3. Dual Challenges in Graphics and Computing
Although AI computing is currently the biggest trend, the technical barriers of graphics display functions are actually more formidable. In terms of hardware structure, a complete GPU needs to integrate hardware units specifically optimized for graphics, such as rasterization, texture mapping, and ray tracing, with complexity far exceeding that of AI chips focused on matrix calculations. Algorithmically, graphics processing involves computer graphics, requiring the fusion of multidisciplinary knowledge such as physical simulation and optical rendering, with extremely high algorithmic difficulty.

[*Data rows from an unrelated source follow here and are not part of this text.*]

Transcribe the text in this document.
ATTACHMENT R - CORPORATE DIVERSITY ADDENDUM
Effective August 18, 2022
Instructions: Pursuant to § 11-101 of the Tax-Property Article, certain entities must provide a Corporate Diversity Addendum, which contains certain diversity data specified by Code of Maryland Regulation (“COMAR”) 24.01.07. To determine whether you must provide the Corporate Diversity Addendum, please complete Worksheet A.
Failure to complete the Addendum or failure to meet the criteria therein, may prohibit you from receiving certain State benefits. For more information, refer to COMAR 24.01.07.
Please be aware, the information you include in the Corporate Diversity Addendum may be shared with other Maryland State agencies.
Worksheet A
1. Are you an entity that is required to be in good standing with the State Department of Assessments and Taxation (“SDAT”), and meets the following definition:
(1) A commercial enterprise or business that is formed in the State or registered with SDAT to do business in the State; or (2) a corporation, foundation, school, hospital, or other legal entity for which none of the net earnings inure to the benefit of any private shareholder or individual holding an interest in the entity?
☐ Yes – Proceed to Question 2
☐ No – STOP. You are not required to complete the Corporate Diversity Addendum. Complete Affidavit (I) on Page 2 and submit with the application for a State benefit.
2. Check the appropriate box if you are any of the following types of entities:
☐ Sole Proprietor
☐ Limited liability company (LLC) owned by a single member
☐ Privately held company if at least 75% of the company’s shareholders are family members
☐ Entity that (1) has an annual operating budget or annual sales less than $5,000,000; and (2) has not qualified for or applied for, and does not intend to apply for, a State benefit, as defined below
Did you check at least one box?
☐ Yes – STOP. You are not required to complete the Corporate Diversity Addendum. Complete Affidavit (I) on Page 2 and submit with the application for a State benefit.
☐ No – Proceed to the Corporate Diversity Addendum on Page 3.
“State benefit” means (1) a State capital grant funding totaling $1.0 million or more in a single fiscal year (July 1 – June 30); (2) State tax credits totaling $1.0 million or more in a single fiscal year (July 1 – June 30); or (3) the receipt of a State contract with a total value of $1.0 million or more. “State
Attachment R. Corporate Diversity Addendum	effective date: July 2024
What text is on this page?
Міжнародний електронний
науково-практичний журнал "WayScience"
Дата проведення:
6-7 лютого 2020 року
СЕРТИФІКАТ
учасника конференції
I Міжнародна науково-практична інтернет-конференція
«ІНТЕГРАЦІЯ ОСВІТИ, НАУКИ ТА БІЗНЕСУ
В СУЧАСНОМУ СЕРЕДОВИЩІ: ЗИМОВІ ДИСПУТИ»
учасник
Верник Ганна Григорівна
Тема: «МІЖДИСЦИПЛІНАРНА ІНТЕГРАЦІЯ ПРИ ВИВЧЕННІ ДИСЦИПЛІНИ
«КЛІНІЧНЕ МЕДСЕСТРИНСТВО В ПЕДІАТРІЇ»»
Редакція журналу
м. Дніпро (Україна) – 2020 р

Therefore, "full-function GPUs" capable of simultaneously handling high-performance graphics rendering and general-purpose AI computing represent the crown jewel in the field of chip design. This is also why many domestic GPU manufacturers have made "full-function" their core strategic direction.
As international giants forge ahead at the technological frontier, defining computing power standards with each generation of products, a crucial question arises before the global industry: on this track defined by the giants, is there still an opportunity for latecomers? China's answer is quietly being written in the laboratories of Zhangjiang, Shanghai, amid the clangor of capital market gongs and behind financial statements accumulating billions in losses. From technological followership to ecological breakthroughs, the journey of domestic GPUs is far more arduous and spectacular than imagined. We will continue our analysis in the next installment.